High Oil Prices Exacerbated By OPEC+ Cuts Could Push Global Market Into Recession, Analysis Warns

Jack McEvoy 

High oil prices that will be pushed up further by the Organization of Petroluem Exporting Countries’ (OPEC) and Russia’s significant supply cuts could push the slowing global economy into a recession, according to the International Energy Agency (IEA).

OPEC and its Russia-led allies, which are collectively known as OPEC+, voted to slash crude oil production on Oct. 5 by 2 million barrels per day. The cuts will lower supply and hike already high oil prices, which could put even further pressure on global economies struggling to fight soaring inflation and poor economic growth, according to an IEA report released Thursday.

“With unrelenting inflationary pressures and interest rate hikes taking their toll, higher oil prices may prove the tipping point for a global economy already on the brink of recession,” the report reads.
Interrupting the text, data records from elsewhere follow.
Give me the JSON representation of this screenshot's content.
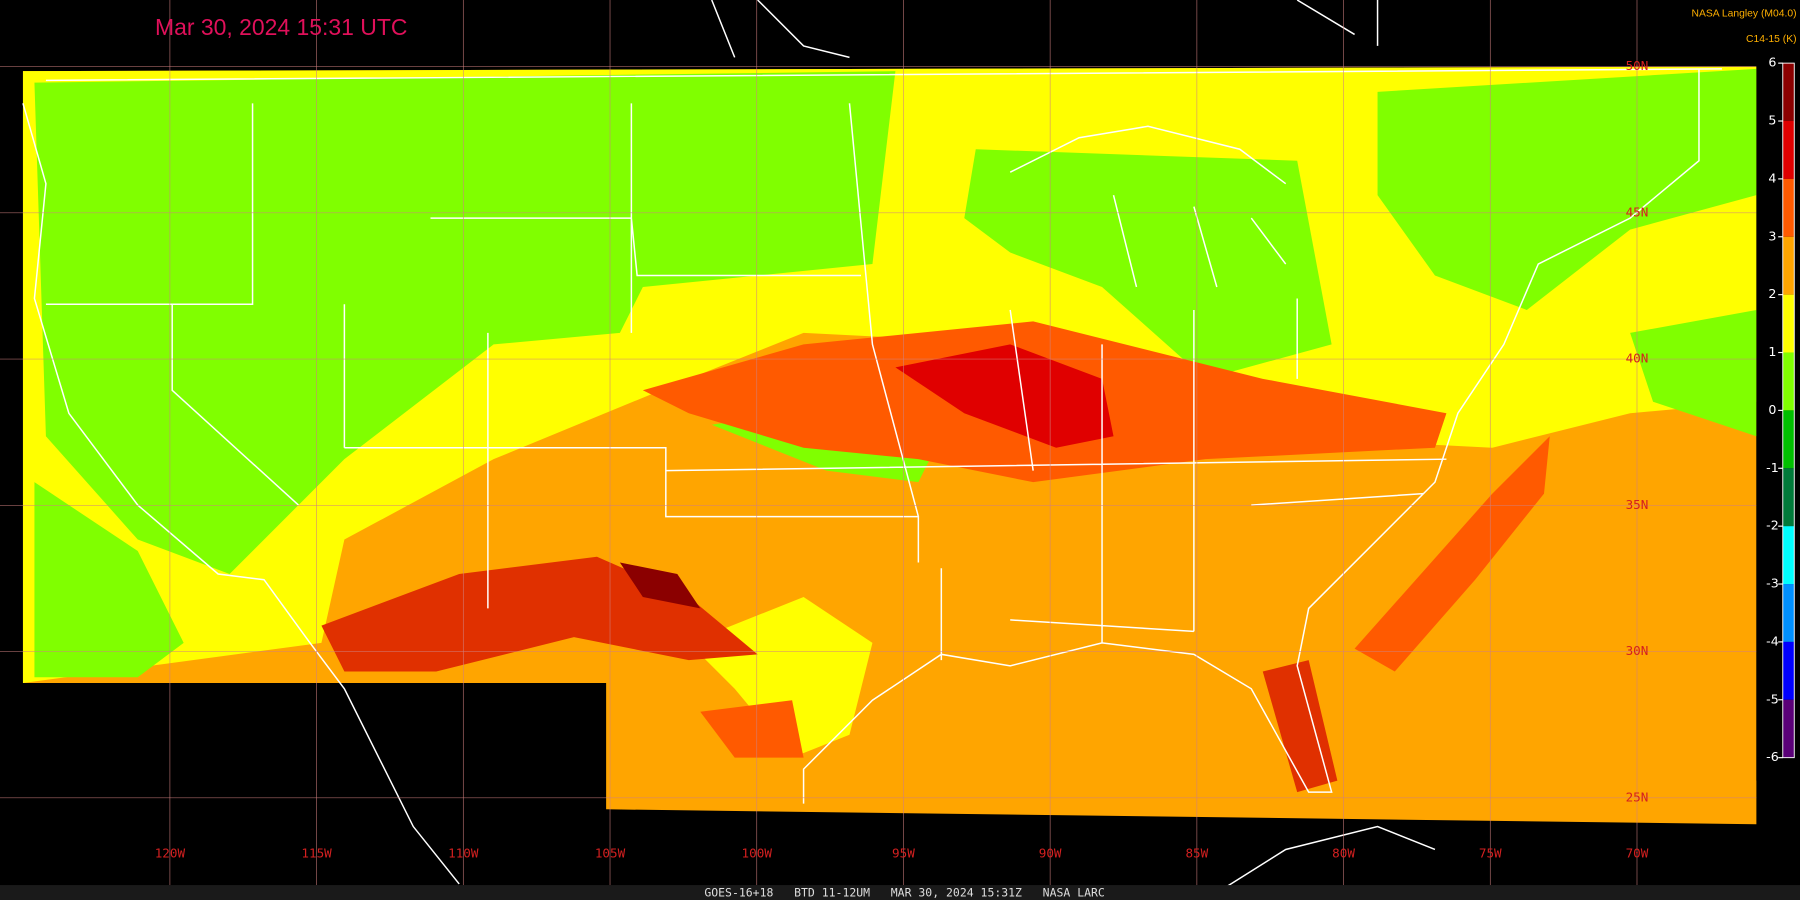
{
  "header": {
    "title": "Mar 30, 2024 15:31 UTC",
    "credit": "NASA Langley (M04.0)"
  },
  "colorbar": {
    "title": "C14-15 (K)",
    "ticks": [
      6,
      5,
      4,
      3,
      2,
      1,
      0,
      -1,
      -2,
      -3,
      -4,
      -5,
      -6
    ],
    "colors": [
      "#8b0000",
      "#e00000",
      "#ff5a00",
      "#ffa500",
      "#ffff00",
      "#80ff00",
      "#00c000",
      "#007a3a",
      "#00ffff",
      "#0090ff",
      "#0000ff",
      "#5a0078"
    ]
  },
  "grid": {
    "lat_labels": [
      "50N",
      "45N",
      "40N",
      "35N",
      "30N",
      "25N"
    ],
    "lon_labels": [
      "120W",
      "115W",
      "110W",
      "105W",
      "100W",
      "95W",
      "90W",
      "85W",
      "80W",
      "75W",
      "70W"
    ]
  },
  "footer": {
    "text": "GOES-16+18   BTD 11-12UM   MAR 30, 2024 15:31Z   NASA LARC"
  }
}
The international Brent crude oil benchmark has already hit five-year highs in 2022 and began rising again in anticipation of the OPEC+ decision. U.S. shale producers that have previously been able to ramp up production in response to low supply will likely be unable to ramp up production due to high operating costs that have been exacerbated by inflation, according to the IEA.
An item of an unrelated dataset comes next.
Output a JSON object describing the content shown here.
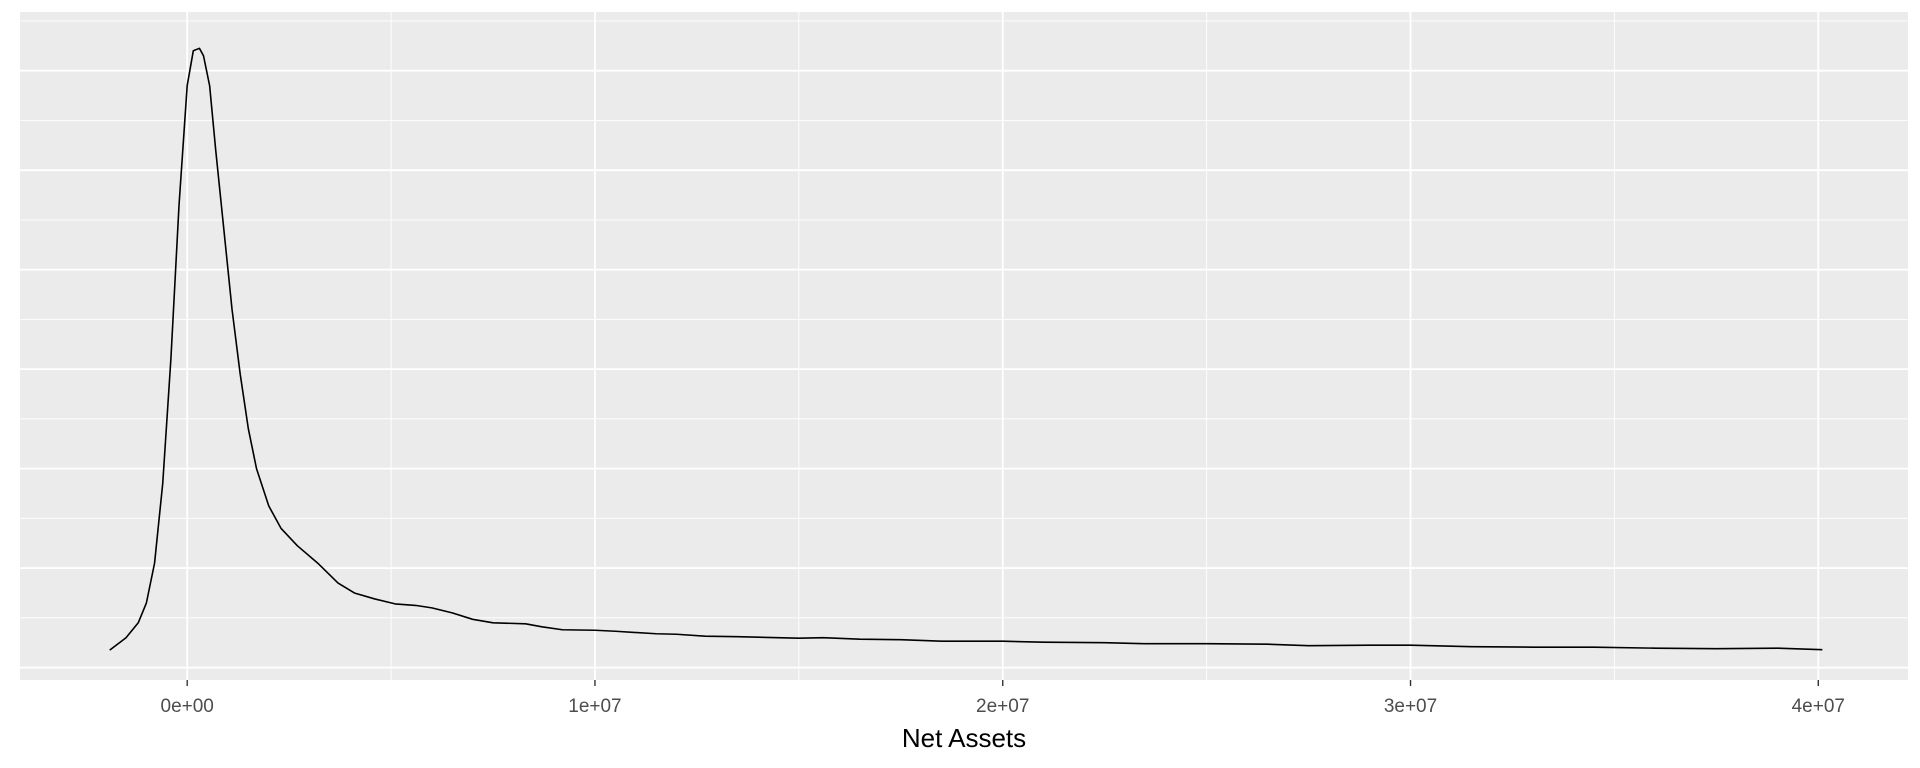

U.S. producers warned in September that they would be unable to produce more oil to alleviate the global energy crisis, according to the Financial Times. Furthermore, the West’s proposed price cap on Russian oil could further weaken global supplies as Russia has threatened to withhold fuel from countries that impose a price cap, the agency noted.

The agency also predicted that demand for oil will decline in the long term due to high prices and declining economic growth.

“The massive cut in OPEC+ oil supply increases energy security risks worldwide,” the report states. “Even taking into account lower demand expectations, it will sharply reduce a much needed build in oil stocks through the rest of this year and into the first half of 2023.”

The IEA did not immediately respond to the Daily Caller News Foundation’s request for comment.